I mean, actually I'm to European passport, so I should should say me too. So, you know, but they let a lot of things slide. They didn't develop their own tech industry because you know, they were fine with what the Americans were doing. They were you know, they have a defense industry, but they didn't care as much about it,

and a lot of that has now shifted. If you go to any kind of confidence about anything in Europe, now it'll be about how do we build our own tech industry, how do we build a new weapons industry? And so you're about to see that transformation, I think, going across every European country.

Speaker 1

All right, let me get you to answer the question I get and I'm sure you get it all the time. What's your level of concern about the state of the American democracy?

Speaker 2

In my case, it's very high. I'm afraid it's very high. I mean it's not you know, I don't think any story is ever over and nothing is ever too late.
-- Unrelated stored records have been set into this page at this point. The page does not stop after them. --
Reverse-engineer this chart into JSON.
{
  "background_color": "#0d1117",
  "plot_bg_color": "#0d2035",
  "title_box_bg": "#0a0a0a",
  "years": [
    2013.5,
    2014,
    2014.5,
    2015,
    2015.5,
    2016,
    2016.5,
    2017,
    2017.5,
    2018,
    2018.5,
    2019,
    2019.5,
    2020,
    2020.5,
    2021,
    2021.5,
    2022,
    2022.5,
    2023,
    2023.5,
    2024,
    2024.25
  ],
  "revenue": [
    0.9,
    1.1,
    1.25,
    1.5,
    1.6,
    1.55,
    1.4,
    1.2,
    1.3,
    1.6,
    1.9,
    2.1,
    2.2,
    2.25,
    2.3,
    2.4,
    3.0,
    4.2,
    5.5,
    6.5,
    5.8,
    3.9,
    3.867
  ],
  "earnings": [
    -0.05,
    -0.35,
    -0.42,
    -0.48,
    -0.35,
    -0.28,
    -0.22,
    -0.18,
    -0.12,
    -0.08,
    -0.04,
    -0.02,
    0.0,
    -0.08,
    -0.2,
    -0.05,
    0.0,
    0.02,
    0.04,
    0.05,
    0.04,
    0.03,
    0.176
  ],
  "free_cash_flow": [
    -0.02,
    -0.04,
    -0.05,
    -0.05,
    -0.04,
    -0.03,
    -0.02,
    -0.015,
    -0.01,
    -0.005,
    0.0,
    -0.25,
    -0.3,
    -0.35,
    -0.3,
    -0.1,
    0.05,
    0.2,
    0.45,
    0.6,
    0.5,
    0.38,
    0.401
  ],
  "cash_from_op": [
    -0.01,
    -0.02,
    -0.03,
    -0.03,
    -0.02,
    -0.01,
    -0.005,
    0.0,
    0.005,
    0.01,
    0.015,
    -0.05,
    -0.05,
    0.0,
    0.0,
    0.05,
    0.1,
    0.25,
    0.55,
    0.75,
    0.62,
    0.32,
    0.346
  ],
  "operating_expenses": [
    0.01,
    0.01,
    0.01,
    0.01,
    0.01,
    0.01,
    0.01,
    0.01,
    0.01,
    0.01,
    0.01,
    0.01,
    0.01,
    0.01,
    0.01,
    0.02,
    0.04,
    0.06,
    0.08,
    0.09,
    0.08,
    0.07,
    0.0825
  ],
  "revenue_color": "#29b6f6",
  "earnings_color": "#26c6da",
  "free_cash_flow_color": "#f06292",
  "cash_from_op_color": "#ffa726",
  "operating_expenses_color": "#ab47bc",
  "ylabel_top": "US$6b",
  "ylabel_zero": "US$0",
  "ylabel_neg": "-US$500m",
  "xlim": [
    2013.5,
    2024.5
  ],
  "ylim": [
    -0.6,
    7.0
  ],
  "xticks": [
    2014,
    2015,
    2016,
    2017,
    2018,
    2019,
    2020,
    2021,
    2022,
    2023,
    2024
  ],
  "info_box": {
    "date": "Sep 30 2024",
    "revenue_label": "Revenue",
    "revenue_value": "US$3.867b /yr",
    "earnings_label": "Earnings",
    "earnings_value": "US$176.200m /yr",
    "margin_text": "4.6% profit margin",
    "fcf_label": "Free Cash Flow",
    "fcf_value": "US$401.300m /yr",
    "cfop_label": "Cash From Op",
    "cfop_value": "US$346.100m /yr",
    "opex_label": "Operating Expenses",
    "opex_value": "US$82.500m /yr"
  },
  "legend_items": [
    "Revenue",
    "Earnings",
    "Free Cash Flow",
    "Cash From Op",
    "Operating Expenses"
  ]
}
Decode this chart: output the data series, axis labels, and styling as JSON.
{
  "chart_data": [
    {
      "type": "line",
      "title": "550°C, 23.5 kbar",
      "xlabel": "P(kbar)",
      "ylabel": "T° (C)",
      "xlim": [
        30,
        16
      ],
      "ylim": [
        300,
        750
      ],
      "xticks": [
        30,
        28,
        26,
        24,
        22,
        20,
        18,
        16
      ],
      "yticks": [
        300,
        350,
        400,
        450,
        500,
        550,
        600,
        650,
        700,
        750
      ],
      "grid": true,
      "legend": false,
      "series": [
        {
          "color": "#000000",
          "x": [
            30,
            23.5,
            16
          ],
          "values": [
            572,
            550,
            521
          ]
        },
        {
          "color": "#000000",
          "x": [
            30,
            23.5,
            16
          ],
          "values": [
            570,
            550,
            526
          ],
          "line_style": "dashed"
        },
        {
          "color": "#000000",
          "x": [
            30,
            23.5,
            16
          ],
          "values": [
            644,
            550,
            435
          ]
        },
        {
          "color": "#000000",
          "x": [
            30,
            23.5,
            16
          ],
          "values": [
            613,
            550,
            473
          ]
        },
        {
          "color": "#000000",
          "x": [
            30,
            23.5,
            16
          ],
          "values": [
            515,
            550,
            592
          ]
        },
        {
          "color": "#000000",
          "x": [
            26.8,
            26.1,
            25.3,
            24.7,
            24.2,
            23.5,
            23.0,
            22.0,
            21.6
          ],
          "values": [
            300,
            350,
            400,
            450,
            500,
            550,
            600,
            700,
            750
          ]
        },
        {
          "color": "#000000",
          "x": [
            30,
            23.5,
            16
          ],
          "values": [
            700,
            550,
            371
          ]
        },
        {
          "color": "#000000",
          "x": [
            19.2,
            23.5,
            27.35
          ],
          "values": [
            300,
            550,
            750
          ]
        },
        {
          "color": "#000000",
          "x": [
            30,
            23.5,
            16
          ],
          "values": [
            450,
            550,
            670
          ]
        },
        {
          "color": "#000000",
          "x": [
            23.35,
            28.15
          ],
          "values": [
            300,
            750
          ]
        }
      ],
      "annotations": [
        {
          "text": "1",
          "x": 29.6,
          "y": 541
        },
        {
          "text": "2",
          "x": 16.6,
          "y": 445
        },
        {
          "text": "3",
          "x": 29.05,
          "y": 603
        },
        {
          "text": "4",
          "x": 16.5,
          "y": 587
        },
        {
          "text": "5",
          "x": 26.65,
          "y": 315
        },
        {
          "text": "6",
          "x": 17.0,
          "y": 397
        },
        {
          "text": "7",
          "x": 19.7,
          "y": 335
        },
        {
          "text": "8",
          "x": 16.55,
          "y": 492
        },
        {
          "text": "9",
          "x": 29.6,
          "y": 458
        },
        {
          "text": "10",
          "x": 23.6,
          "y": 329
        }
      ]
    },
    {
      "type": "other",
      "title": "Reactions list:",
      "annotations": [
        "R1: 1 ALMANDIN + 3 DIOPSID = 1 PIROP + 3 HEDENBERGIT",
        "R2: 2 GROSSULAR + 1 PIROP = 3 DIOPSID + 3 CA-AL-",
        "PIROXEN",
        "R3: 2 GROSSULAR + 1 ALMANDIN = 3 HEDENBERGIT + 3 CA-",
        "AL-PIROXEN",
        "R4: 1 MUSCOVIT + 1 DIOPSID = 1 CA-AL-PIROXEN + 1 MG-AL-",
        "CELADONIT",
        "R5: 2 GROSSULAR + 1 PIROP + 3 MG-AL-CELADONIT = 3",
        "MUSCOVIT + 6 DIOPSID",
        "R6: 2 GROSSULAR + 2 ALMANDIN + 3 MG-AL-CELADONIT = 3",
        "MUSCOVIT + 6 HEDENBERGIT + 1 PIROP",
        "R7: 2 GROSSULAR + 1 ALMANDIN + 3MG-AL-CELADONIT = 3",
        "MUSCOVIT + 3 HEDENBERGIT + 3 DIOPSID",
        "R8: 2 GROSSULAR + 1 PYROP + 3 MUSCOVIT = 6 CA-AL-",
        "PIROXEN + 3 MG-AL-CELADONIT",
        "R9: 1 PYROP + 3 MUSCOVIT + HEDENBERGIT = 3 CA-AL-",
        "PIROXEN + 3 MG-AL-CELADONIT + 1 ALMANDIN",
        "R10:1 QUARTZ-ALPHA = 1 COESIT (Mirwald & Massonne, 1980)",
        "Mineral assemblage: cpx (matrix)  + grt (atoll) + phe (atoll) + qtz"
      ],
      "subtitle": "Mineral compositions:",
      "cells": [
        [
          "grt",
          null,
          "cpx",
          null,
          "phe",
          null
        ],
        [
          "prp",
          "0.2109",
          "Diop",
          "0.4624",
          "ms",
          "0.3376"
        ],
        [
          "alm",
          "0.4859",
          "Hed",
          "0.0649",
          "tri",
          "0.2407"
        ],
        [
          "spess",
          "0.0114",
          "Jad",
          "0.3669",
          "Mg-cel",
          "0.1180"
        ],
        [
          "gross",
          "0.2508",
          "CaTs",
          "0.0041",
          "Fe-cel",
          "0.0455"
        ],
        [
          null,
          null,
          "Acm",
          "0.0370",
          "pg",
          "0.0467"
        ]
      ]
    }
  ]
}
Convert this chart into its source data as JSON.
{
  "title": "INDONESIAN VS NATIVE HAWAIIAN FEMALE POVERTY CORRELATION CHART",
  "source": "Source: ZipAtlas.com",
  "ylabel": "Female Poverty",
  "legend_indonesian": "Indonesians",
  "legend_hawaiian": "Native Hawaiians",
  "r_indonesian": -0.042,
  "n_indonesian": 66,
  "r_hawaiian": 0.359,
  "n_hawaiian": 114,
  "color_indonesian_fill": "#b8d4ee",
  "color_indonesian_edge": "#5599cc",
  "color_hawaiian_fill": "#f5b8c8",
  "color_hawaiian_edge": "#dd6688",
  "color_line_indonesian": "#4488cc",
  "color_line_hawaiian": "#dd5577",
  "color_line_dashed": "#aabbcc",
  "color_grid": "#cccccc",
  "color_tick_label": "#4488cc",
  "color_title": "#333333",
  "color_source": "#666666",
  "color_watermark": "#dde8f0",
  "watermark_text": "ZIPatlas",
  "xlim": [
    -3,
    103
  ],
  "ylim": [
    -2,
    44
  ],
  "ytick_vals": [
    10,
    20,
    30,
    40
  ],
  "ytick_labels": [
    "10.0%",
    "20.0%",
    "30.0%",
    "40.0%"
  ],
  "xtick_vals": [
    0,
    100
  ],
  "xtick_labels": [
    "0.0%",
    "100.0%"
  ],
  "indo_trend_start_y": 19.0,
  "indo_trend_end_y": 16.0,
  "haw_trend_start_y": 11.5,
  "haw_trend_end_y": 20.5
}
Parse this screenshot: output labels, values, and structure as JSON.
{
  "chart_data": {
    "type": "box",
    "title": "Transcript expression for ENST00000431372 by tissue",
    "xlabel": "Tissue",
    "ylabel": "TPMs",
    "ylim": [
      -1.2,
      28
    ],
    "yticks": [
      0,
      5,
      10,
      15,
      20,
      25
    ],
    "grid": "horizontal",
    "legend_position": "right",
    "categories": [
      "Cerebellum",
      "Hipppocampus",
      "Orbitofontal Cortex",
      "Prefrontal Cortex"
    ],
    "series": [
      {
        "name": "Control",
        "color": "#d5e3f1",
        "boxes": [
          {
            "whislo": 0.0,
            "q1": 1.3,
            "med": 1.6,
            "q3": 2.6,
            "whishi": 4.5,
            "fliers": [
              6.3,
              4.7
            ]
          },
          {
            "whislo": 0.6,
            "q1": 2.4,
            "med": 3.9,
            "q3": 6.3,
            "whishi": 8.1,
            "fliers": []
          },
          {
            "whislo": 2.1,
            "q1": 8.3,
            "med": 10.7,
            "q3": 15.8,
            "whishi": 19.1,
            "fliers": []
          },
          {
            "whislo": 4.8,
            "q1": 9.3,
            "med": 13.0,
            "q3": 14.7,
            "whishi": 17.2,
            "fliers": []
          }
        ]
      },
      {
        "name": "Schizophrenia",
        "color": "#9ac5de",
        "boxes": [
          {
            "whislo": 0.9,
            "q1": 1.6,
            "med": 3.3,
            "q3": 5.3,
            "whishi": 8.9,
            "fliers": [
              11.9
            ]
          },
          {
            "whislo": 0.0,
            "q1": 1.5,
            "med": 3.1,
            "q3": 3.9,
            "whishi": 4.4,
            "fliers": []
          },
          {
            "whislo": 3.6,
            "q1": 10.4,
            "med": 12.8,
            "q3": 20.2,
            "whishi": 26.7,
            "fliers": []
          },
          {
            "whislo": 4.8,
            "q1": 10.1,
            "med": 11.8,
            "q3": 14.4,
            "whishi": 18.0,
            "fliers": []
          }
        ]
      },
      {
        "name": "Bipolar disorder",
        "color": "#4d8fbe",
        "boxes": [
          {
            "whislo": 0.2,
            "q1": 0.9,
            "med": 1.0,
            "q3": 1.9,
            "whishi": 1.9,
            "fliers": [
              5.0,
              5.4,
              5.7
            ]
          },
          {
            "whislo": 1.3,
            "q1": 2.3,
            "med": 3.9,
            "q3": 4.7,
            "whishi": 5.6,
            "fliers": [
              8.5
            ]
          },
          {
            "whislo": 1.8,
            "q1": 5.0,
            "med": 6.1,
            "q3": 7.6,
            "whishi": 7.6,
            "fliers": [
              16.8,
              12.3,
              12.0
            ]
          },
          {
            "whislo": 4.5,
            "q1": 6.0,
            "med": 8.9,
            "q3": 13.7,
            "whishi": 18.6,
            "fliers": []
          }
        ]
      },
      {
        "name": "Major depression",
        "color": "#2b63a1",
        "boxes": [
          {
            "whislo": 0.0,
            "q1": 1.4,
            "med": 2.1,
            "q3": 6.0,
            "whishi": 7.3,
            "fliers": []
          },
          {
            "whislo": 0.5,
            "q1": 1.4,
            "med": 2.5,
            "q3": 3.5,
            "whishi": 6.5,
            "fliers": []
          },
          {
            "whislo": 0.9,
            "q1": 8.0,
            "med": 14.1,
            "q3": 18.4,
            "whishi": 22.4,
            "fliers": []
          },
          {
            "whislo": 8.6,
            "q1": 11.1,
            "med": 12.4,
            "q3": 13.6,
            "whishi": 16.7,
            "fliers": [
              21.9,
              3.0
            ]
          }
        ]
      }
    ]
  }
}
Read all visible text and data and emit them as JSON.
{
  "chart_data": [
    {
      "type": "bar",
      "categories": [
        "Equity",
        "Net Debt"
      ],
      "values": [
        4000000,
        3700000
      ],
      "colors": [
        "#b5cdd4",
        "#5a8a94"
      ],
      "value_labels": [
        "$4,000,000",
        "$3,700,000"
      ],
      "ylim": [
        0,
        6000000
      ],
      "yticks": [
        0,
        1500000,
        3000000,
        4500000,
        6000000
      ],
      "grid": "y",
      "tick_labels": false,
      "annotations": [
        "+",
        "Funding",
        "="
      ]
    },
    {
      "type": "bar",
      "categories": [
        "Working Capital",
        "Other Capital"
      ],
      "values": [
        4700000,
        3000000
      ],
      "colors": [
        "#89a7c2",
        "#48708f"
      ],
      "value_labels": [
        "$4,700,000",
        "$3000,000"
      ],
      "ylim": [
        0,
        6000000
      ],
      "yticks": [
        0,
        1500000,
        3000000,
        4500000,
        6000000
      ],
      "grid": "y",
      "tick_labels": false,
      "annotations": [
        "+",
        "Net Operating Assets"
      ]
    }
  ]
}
But I do think that the combination of the use the way ICE is being used as a pilm paramilitary force, the attacks on you know, the president's constant attacks on journalism, the attacks on research and science and universities, the attempts to capture culture, the firing of the civil service, the attempts to destroy an independent civil service, you know, all

those things packaged together. And this is for me, where I've written about these kinds of situations before, this is this looks to me like an assault on a democratic political system. And it also looks to me like it could be their way of preparing for at least to try to shape the midterms and in ways we haven't seen before.

Speaker 1

And I it's Hungary the closest sort of corollary here, like what happened in Hungary.

Speaker 2

I mean, actually in Hungary, the Hungry you know, the primetership of Hungary didn't move this fast, and he didn't assault institutions so quickly, and he didn't you know, the speed of change that we've seen here. I think it's pretty unprecedented. And there's some aspects of it that are unprecedented, like for example, the attack on science, on the scientific research system and on the vaccine research. I mean, there's there's no other The Chinese don't attack their own research institutions,

you know, they value them. Neither do the Russians. I mean maybe they politicize them in some ways. It's a different subject. But there's some pieces of it that seem pretty radical to me and don't even have an echo in recent in our world history.

Speaker 1

Well, on that note, with Thanksgiving a week away, there's there's something to give thanks.

Speaker 2

For well, and you can discuss it with your with your relatives and cheer up the conversation. But let me let me end on that note. Actually, because again the reason I talk about this stuff and I'm sure this is true of you as well, because I want people to be aware of it and understand where it could go. That doesn't mean it has to go that way, but the more people are aware, the more prepared they are to do something about.

Speaker 1

And the more people that are aware, I mean, that's when I have faith in our in the democracy. Eventually, you know, I'm like Churchill, right, We're going to exhaust all these other and let's just hope the system is still there for us to express our concern when the time I think of all it comes. That's where I where I get my optimism too. And apple bomb this appreciate the time.